If an "owner" of an animal found in poor condition can be identified, one may also choose to contact the local society for the prevention of cruelty to animals, humane society, or other local agency with the authority to enforce animal cruelty laws, to request that they conduct an investigation. However, cases involving a found animal who appears neglected can be difficult to prove unless an animal is brought to a veterinarian soon after being found so that the animal’s poor condition and the longevity of the condition can be documented. I hope this all works out well for the cat.


Submitted by Anonymous
Answered by Elinor Molbegott
How can I get my dog back from my mother?
Q:

When I was 17 I received my dog Tahoe as a gift from one of my close friends, Amanda. (At this time he did not have Registration papers.)

Around eight months later I turned 18 and decided to move out of my mother's home. The move was a rush and after much arguing with my mom about the matter I left without taking any of my belongings. I moved into a friend's home the next day and had her accompany me back to my mother's to get my clothes and other things I had left behind. (I decided not to ask my mom about taking my dog just then, seeing as I know it would only cause yet another fight.)
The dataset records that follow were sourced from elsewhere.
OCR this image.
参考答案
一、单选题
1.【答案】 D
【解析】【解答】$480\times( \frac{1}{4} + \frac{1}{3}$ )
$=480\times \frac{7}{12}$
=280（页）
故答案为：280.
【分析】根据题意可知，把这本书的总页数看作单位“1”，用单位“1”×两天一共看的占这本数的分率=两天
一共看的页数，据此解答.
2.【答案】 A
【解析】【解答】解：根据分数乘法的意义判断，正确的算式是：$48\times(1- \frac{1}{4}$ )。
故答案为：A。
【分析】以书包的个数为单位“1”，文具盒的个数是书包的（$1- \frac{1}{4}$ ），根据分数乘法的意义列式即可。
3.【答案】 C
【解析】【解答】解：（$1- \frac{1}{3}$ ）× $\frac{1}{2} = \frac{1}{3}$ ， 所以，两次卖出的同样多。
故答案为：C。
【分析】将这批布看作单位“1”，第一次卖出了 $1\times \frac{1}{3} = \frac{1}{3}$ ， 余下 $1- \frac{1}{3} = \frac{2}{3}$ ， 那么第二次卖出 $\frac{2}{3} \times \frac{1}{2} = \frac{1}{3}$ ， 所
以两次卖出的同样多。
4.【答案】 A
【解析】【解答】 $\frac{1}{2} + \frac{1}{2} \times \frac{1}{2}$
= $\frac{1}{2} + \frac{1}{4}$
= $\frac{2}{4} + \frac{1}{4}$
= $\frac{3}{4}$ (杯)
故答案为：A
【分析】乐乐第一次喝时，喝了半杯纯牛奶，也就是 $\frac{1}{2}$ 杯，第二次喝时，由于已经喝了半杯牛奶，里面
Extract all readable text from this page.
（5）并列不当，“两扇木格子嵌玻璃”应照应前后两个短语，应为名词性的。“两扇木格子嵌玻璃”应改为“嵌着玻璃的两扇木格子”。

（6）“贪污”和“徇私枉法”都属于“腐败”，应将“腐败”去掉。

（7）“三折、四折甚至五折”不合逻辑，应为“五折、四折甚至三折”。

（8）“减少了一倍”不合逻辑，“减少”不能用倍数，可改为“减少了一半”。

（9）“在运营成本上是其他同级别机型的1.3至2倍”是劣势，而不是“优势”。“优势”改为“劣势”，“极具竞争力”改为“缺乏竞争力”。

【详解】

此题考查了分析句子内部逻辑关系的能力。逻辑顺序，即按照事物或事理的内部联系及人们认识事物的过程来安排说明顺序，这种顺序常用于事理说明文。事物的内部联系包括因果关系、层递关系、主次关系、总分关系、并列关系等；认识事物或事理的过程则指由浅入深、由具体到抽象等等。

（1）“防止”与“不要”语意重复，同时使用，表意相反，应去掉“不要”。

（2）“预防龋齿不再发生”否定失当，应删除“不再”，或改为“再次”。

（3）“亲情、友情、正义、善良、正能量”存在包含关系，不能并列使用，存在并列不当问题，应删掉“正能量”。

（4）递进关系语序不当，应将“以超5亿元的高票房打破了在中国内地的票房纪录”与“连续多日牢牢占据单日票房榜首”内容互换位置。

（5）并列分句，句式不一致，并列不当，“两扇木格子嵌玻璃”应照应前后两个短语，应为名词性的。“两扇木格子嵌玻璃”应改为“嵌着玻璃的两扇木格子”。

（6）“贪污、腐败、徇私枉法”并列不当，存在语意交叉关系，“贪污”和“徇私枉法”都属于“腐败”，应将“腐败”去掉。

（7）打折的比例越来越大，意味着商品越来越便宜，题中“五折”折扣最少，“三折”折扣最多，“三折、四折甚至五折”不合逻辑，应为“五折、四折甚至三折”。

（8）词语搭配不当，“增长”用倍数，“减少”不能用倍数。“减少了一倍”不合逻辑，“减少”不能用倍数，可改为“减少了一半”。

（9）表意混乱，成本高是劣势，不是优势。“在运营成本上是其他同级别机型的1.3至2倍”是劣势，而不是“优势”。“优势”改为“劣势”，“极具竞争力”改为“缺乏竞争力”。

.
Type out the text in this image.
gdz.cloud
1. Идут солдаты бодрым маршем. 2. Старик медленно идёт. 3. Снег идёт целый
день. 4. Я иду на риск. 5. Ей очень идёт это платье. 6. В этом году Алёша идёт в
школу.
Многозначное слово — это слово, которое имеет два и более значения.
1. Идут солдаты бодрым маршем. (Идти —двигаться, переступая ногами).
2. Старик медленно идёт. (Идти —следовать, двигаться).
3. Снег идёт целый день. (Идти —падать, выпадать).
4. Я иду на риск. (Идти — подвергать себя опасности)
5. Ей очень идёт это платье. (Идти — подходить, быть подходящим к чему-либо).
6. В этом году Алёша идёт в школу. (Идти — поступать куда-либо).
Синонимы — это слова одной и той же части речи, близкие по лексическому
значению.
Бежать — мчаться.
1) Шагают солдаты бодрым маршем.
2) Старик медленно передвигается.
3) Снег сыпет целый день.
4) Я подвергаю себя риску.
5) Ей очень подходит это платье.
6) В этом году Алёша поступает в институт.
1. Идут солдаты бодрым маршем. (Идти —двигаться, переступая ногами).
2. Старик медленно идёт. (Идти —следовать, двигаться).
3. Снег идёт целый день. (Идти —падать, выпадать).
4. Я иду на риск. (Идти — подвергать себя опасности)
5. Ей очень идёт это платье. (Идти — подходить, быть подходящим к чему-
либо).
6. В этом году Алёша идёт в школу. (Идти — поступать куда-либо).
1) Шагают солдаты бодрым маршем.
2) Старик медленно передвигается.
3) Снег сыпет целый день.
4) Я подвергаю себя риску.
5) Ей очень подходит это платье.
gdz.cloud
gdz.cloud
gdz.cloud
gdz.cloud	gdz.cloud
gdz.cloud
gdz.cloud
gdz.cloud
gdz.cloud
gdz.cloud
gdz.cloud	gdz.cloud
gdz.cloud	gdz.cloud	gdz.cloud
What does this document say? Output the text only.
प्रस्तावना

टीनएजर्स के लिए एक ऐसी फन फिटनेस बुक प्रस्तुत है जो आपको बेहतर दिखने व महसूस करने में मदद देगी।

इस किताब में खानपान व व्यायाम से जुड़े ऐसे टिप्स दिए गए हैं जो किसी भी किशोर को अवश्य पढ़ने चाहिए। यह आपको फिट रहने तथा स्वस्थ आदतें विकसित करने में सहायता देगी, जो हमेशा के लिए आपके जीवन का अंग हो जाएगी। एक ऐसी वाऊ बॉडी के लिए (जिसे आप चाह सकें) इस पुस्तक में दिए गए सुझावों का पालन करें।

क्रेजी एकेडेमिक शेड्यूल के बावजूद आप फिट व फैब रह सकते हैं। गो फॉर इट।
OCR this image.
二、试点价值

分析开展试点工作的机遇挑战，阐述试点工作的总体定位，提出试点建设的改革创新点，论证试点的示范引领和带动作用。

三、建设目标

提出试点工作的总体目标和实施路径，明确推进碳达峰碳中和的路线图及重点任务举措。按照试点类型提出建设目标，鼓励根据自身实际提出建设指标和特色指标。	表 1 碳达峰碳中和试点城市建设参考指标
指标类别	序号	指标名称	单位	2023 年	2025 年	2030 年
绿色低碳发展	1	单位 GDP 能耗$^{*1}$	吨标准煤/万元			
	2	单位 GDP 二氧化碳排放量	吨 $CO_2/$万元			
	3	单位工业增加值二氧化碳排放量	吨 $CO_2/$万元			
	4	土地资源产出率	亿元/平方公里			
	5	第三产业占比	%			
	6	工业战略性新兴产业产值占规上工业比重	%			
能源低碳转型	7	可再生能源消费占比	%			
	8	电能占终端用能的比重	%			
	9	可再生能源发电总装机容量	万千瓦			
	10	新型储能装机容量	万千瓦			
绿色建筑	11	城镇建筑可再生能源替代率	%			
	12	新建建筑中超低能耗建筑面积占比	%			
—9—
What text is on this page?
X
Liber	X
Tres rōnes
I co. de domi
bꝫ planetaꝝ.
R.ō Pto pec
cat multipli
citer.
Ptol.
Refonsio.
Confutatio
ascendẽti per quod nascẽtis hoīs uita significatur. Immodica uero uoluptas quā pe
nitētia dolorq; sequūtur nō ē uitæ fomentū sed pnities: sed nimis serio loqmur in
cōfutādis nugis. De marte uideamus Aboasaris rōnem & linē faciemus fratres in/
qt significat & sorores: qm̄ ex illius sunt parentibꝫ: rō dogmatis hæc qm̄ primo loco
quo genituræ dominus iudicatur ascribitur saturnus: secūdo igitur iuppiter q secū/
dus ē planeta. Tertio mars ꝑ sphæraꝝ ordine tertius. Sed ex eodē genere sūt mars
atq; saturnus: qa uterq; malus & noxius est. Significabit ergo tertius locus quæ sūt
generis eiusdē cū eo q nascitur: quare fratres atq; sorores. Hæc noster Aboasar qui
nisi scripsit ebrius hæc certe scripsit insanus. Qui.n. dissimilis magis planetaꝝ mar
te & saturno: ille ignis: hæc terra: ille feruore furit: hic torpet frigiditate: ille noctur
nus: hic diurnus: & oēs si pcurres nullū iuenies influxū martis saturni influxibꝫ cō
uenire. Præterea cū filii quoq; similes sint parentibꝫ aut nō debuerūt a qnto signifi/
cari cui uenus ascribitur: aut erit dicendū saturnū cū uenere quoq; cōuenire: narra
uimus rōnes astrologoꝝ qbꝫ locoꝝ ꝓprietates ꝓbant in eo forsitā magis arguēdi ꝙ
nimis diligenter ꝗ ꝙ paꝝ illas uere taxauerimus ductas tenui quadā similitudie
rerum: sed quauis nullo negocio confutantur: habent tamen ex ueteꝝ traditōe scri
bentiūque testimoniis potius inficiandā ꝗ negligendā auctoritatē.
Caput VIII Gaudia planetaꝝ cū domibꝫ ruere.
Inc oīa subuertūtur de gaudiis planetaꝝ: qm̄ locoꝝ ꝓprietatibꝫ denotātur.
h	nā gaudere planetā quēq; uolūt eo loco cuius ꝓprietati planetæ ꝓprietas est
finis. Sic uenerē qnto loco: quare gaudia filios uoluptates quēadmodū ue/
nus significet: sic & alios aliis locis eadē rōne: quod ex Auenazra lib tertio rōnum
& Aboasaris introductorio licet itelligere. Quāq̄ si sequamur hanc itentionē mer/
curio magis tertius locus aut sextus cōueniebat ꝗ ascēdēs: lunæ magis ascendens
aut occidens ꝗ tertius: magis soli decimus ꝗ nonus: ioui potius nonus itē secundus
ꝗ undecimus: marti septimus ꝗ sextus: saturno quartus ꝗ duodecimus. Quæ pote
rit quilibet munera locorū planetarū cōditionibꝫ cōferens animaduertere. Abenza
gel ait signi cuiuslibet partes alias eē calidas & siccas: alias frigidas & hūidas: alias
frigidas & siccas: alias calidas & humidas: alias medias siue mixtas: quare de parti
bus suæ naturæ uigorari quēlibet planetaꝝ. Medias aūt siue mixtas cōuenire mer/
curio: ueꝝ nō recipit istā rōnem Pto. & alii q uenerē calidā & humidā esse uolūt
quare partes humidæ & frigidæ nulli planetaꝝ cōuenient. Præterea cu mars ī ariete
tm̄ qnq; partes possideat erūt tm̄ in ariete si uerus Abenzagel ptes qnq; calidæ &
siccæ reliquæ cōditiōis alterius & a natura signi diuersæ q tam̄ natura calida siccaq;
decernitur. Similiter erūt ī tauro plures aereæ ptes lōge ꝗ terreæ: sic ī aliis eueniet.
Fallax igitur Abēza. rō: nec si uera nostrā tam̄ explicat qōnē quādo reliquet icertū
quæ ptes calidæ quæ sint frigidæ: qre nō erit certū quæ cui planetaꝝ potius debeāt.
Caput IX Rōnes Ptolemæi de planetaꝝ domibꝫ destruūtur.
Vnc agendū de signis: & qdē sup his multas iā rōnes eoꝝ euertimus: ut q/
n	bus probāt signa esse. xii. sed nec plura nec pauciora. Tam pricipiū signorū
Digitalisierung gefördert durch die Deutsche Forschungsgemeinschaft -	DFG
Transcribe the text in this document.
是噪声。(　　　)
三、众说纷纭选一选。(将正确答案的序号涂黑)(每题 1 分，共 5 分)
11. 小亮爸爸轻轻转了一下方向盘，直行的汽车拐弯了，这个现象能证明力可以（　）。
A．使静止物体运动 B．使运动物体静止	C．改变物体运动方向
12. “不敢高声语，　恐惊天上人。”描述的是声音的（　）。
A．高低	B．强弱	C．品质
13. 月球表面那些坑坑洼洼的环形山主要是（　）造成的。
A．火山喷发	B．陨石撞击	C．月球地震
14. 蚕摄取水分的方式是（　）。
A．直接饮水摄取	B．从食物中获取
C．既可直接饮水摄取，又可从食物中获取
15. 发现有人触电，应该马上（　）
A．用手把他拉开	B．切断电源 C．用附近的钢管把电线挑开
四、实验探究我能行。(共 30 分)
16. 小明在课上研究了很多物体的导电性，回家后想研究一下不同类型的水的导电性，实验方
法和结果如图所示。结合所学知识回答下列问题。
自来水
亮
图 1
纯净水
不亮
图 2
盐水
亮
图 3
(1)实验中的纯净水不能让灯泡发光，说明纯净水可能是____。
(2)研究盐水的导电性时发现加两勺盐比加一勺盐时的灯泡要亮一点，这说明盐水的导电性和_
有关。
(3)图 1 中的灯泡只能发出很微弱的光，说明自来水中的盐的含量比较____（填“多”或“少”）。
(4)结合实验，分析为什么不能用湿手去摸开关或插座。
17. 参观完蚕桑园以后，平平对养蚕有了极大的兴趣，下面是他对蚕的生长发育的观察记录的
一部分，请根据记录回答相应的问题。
After a week had passed and I felt the situation between my mom and I had time to calm down we decided to have dinner together to figure everything out. That night I asked my mom if I could take Tahoe home with me seeing how he was mine and all. All she had as a response was no. I had no idea what to do, I didn't want to fight so I left it at that.

I am now in the process of registering him, I have a nice home, and a job to support him. I just am not sure how to go about getting him back? I love my dog to death and he's all I want, help would be so much appreciated.

A:

I suggest that you and your mother try to work out an arrangement so that each of you have time with the dog. Tahoe is lucky to have both of you to care for him. Licensing, microchipping, and registering a dog do not prove that one “owns” the dog, although they are considered as part of the puzzle, so to speak, when a court is determining rights. When determining who gets custody, courts will also consider who has been the primary caretaker for the dog, who has paid for the dog’s expenses, and whether the dog was given away as a gift or abandoned. Sometimes, courts consider the best interests of the animal.


Submitted by Anonymous
Answered by Elinor Molbegott
What action can I take against an ex-tenant who abandoned a cat?
Q:

I own a rental property in Bethlehem, PA. Recently a tenant moved out, but left her cat behind. Is there legal action that can be taken against this person?

Can you recommend any agency that will accept this pet for adoption?

A:

It is illegal to abandon an animal or to deprive an animal of necessary sustenance. I suggest you contact your local society for the prevention of cruelty to animals (SPCA) and humane society to make a complaint against the tenant who left the cat behind. Hopefully, this tenant can be located and arrested. If you cannot find a trusted friend or family member to adopt the cat, I suggest you contact no-kill shelters and rescue organizations in your area to see if they can help to place the cat in a new home. I am happy you came to the cat's rescue. Best of luck!